Se dice que la causa del hambre es la falta de alimentos y de tierra, incluso de que "sobra " gente, pero da la sensación de que tierra y recursos hay más que suficientes y de que lo que produce la situación es la inseguridad y la pobreza provocadas por el control de unos pocos sobre los recursos básicos, además de las hipotecas con el FMI y el Banco Mundial adquiridas por los gobernantes.
Solucionar con propiedad el problema es complejo, pero resulta evidente que empeora mucho cuando se le aborda como un asunto puramente técnico. Cuando se olvida la enorme dimensión humana de la cuestión. Hay una imprescindible tarea que abordar: la modificación de las estructuras sociales que favorezcan la construcción de un sistema económico democrático.

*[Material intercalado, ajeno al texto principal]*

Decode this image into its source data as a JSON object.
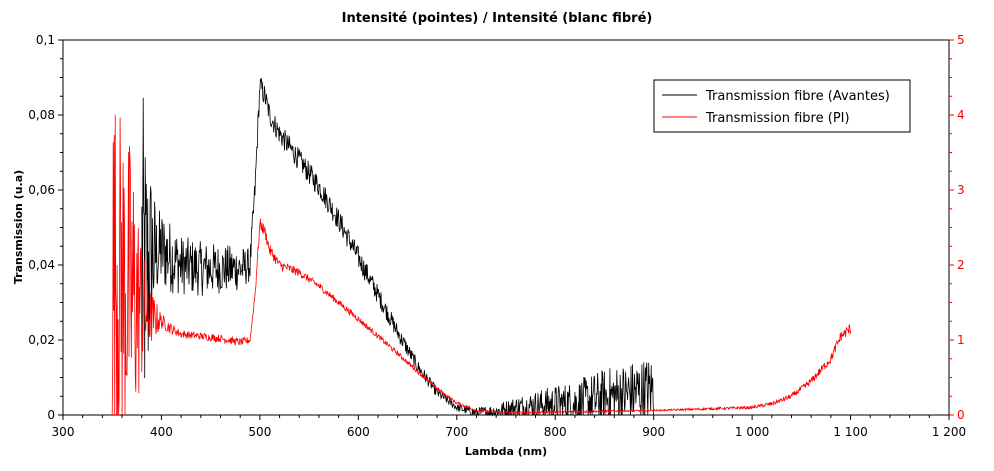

Tenemos ejemplos de la degradación que sufren las tierras por la agricultura industrial y de los problemas ecológicos y sociales producidos por la política de desarrollo agrario no adaptado al medio ambiente. No es cierto que el incremento de la producción de alimentos solo es posible a costa de producir daños ecológicos con el uso de pesticidas y la erosión. Ya va siendo hora que se pongan en marcha otras fuentes de energía distintas al petróleo.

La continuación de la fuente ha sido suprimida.